$\{u_m\}$ is bounded in $W^{1, p}(U)$, but does not possess a (norm-)convergent sequence in $L^{p^∗}(U)$

Question

Let $U=B_1(0)$ be the unit ball in $\Bbb{R}^n$, $1≤p<n$, $p^∗=\frac{np}{n−p}$. Consider the sequence:

\begin{equation} \label{eq:aqui-le-mostramos-como-hacerle-la-llave-grande} u_m = \left\{ \begin{array}{ll} m^{\frac{n}{p}-1}(1-m|x|) & \mathrm{if\ } x <1/m \\ 0 &\mathrm{if\ } x\geq 1/m\\ \end{array} \right. \end{equation} Prove that $\{u_m\}$ is bounded in $W^{1, p}(U)$, but does not possess a (norm-)convergent sequence in $L^{p^∗}(U)$.

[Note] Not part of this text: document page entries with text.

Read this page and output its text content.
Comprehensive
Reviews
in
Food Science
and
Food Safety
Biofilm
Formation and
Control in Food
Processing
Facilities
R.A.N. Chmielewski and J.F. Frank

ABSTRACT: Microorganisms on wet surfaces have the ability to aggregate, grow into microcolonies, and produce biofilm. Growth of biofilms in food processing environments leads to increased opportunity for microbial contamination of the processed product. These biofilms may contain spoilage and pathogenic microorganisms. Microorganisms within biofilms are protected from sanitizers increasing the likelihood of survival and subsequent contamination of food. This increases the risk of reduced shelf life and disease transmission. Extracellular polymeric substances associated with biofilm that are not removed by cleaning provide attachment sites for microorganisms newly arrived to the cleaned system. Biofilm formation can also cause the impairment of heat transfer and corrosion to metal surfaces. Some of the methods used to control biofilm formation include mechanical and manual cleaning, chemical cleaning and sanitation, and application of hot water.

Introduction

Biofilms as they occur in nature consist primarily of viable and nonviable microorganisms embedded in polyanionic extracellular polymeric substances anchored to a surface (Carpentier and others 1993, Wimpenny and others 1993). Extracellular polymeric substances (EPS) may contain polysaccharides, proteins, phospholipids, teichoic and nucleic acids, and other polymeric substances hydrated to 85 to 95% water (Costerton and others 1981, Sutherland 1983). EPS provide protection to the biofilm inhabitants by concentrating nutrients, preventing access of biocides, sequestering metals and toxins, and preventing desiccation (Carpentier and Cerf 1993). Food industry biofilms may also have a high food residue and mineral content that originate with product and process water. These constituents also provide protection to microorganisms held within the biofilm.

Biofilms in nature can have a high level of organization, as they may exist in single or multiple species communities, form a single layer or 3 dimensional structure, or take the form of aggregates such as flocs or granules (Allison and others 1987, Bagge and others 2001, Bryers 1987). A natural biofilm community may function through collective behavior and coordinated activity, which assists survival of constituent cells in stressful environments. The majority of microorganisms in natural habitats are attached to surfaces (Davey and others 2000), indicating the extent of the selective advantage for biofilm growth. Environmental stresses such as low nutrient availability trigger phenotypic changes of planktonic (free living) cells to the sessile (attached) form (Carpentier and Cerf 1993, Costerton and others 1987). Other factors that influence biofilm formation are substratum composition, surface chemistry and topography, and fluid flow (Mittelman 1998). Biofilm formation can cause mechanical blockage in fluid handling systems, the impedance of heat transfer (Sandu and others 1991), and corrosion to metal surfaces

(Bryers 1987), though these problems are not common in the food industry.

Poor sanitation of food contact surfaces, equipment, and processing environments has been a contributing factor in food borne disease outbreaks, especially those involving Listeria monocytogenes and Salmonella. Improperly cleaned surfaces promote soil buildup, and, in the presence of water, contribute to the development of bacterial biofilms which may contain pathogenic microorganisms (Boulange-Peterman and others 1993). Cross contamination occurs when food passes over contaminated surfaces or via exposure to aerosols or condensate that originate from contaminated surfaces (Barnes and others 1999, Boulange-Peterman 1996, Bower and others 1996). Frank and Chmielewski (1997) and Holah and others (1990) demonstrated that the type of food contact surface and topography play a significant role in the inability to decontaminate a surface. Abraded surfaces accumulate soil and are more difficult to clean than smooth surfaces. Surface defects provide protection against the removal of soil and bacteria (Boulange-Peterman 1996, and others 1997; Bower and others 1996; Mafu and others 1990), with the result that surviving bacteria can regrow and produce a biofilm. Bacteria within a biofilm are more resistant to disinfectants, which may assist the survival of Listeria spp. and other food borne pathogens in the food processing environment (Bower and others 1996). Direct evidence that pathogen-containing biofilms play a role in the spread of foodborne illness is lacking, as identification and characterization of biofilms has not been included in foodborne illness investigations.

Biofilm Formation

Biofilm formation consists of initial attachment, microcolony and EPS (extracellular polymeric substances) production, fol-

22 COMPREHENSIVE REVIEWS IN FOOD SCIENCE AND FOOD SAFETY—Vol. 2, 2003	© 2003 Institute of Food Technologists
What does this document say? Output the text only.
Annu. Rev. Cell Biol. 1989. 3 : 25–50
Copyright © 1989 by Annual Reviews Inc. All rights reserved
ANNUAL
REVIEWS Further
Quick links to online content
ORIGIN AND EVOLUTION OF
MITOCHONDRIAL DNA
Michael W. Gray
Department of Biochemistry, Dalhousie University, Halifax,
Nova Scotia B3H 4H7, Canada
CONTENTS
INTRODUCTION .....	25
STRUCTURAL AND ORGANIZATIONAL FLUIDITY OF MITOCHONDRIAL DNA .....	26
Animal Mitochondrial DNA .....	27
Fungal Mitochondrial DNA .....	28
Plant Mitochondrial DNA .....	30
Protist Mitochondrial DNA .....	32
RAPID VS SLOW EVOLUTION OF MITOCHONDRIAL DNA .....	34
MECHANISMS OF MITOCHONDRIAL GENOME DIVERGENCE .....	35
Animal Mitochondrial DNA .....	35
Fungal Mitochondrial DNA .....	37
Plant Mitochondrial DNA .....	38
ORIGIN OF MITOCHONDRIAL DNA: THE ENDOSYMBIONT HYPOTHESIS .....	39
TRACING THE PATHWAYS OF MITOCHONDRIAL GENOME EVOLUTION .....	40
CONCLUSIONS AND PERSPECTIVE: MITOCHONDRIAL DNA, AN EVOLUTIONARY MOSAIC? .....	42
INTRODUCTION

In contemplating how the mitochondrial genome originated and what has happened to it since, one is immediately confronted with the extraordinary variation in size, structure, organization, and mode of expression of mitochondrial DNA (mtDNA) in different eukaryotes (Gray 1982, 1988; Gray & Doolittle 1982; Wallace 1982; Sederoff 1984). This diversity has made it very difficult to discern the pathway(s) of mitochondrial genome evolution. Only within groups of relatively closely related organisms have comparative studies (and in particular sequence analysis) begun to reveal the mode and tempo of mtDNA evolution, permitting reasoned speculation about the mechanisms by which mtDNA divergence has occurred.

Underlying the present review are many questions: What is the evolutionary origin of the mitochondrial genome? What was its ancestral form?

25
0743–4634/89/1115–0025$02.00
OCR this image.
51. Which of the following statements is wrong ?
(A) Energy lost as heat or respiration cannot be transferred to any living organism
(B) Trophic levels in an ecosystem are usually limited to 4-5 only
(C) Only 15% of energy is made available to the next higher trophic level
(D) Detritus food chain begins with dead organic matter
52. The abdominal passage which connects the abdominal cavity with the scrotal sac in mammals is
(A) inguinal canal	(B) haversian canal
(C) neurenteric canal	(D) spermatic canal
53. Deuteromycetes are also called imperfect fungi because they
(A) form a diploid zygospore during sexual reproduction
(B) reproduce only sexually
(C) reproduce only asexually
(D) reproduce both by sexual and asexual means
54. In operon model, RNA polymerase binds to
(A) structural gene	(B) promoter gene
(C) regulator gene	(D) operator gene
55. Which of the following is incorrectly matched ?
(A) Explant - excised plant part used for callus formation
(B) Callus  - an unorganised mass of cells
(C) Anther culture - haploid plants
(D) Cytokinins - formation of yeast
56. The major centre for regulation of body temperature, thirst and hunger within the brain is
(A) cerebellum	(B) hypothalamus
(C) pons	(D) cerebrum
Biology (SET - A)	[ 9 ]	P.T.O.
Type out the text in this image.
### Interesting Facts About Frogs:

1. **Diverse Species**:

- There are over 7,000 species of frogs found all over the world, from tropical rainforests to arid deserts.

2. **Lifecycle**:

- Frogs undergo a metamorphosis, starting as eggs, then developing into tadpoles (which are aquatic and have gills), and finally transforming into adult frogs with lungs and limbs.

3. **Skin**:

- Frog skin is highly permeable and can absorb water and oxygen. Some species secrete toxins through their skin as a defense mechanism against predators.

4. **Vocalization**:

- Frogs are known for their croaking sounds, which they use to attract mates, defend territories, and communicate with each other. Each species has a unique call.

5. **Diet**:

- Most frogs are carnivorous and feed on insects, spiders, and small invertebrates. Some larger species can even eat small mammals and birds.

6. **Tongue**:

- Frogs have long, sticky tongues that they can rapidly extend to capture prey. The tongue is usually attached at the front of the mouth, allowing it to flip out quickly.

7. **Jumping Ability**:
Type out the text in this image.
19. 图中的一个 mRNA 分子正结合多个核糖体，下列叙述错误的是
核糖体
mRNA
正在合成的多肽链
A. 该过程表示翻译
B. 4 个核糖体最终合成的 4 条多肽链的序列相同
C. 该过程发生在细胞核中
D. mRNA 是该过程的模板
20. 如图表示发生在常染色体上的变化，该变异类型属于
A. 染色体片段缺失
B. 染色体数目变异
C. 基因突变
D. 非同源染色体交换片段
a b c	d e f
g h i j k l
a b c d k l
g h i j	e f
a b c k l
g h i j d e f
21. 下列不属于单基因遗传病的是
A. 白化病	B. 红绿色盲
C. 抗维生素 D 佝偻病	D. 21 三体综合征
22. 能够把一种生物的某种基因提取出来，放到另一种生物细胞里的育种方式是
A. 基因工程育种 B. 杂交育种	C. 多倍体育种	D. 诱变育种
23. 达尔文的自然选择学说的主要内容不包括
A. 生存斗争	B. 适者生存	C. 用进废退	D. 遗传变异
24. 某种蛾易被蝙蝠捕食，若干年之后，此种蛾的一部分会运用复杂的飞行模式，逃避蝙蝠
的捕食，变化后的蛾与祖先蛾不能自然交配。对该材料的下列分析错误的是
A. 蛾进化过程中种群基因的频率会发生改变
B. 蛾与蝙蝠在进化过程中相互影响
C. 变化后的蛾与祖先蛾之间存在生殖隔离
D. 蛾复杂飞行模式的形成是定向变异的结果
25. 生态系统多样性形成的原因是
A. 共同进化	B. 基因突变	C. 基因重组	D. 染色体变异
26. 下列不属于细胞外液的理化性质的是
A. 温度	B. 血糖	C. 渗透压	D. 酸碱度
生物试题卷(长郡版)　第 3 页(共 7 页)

I've managed to prove that $\{u_m\}$ is bounded in $W^{1, p}(U)$, and I've tried to prove the non-existence of a convegent subsequence via completeness of $L^{p^∗}(U)$ and taking a Cauchy series. So far I have gotten nothing. Any hints?

Answer 1

The sequence converges pointwise a.e. to zero. But $\|u_m\|_{L^{p^*}} \not\to0$. Hence $(u_m)$ cannot contain a subsequence that strongly converges in $L^{p^*}$, since pointwise a.e. limits and strong limits coincide (if they exist).